Carlos joined the APEC Secretariat as a senior analyst in the Policy Support Unit in April 2009. But how did he get there? In 2008, while he was working at Peru’s Ministry of Foreign Trade and Tourism (MINCETUR), the Ministry of Foreign Affairs circulated a job advertisement from the APEC Secretariat, which was seeking specialists who were fluent in the English language, possessed knowledge of economic and trade policy, and, preferably, had public-sector experience for its newly created Policy Support Unit. Carlos saw this as the perfect opportunity, and he did not delay in submitting his application to the APEC Secretariat. Then, a series of interviews culminated in an invitation to join the Policy Support Unit.

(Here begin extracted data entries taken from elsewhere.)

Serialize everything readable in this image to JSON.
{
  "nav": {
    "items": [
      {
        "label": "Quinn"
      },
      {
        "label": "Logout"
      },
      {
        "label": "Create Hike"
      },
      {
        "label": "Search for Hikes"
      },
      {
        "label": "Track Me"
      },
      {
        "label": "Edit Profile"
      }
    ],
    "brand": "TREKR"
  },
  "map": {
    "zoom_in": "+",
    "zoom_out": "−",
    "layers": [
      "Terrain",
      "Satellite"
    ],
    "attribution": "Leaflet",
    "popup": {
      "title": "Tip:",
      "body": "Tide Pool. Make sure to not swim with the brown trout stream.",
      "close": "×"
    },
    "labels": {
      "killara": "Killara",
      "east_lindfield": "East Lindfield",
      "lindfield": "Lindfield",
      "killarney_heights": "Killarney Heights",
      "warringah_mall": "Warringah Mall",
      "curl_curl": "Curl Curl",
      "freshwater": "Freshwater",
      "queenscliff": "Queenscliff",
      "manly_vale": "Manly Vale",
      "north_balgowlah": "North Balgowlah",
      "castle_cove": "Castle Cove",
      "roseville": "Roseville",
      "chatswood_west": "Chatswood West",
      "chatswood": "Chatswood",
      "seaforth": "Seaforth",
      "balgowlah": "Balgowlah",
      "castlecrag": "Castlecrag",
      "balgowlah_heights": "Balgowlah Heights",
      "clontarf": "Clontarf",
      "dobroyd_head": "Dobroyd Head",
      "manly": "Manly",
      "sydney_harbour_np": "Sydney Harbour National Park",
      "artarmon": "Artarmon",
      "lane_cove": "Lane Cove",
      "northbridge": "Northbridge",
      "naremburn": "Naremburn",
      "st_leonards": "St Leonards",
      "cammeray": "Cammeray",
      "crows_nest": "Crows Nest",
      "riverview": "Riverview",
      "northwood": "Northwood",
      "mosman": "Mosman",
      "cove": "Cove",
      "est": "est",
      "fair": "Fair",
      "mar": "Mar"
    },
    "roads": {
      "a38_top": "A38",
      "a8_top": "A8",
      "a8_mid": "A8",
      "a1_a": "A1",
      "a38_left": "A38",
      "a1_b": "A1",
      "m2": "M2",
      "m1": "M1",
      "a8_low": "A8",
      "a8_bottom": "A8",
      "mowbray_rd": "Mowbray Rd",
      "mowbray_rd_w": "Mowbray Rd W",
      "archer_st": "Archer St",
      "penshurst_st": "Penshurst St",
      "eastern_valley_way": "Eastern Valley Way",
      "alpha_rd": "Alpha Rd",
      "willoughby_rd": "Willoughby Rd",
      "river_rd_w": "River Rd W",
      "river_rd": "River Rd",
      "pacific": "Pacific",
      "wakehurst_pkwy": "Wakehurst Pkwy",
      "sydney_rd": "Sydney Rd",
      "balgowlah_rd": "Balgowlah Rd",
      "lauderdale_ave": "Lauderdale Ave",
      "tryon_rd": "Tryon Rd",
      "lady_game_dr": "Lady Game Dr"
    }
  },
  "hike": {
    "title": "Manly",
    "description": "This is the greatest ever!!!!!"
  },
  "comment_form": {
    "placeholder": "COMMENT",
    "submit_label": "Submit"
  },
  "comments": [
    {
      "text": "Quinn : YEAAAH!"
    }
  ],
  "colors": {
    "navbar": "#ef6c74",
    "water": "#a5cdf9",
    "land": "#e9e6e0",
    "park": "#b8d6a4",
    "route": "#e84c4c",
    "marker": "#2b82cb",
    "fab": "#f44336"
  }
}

In 2022, after a rigorous assessment and two rounds of interviews in front of a panel featuring representatives of most member economies, APEC senior officials appointed him as director starting January 1, 2023.
What is the Policy Support Unit?
The Policy Support Unit is responsible for economic research and government policy analysis, for which it prepares studies that present evidence, facts, and policy recommendations on the various topics discussed at APEC in order to improve the quality of discussion and facilitate decision-making in working groups, committees and high-level meetings. It also participates and disseminates its work in capacity-building events and workshops for government officials. This entails discussing APEC’s progress across its work areas, identifying the problems and challenges facing Asia-Pacific, and providing policy recommendations so that governments can address them.
International experience
“Living and working in Singapore has been a unique opportunity for which I am very grateful—not only from a personal and professional point of view but also in terms of the experiences learned.”
Singapore is one of few countries that succeeded in making the transition from the third to the first world in just a few decades. When the nation seceded from Malaysia in 1965, its per capita GDP was only slightly higher than Peru’s (by US $1,000); today its GDP per capita exceeds that of Peru by around US $62,000. In addition, Singapore has made great socioeconomic process in the fields of education, health, housing, public infrastructure, and others.
Much of its success is due to a system of economic openness, a culture of respect for and enforcement of the law, and zero tolerance for corruption, of which Singapore has one of the lowest rates in the world.
Pride for UP
Besides the ethical and moral values instilled by his family, Carlos cites the academic grounding he received at the Universidad del Pacífico as something that has undoubtedly served him very well over the course of his professional career.
Carlos’s first professional experience was at the university’s Research Center (CIUP), where he served as a professor as well as head of internships. He then obtained a scholarship for graduate studies in the United States, completing a master’s degree in International Affairs at Columbia University’s School of International and Public Affairs. After this experience he joined MINCETUR, at which he led and coordinated important international trade negotiations, including free trade agreements with China and Singapore, as well as serving as an advisor to the vice minister of foreign trade. From 2009 he served as senior analyst in the APEC Policy Support Unit based in Singapore, before becoming director of the unit in January 2023.
“All these experiences and the knowledge learned over my years of academic and professional training have helped me a great deal in face this new challenge of leading the Policy Support Unit of the APEC Secretariat.”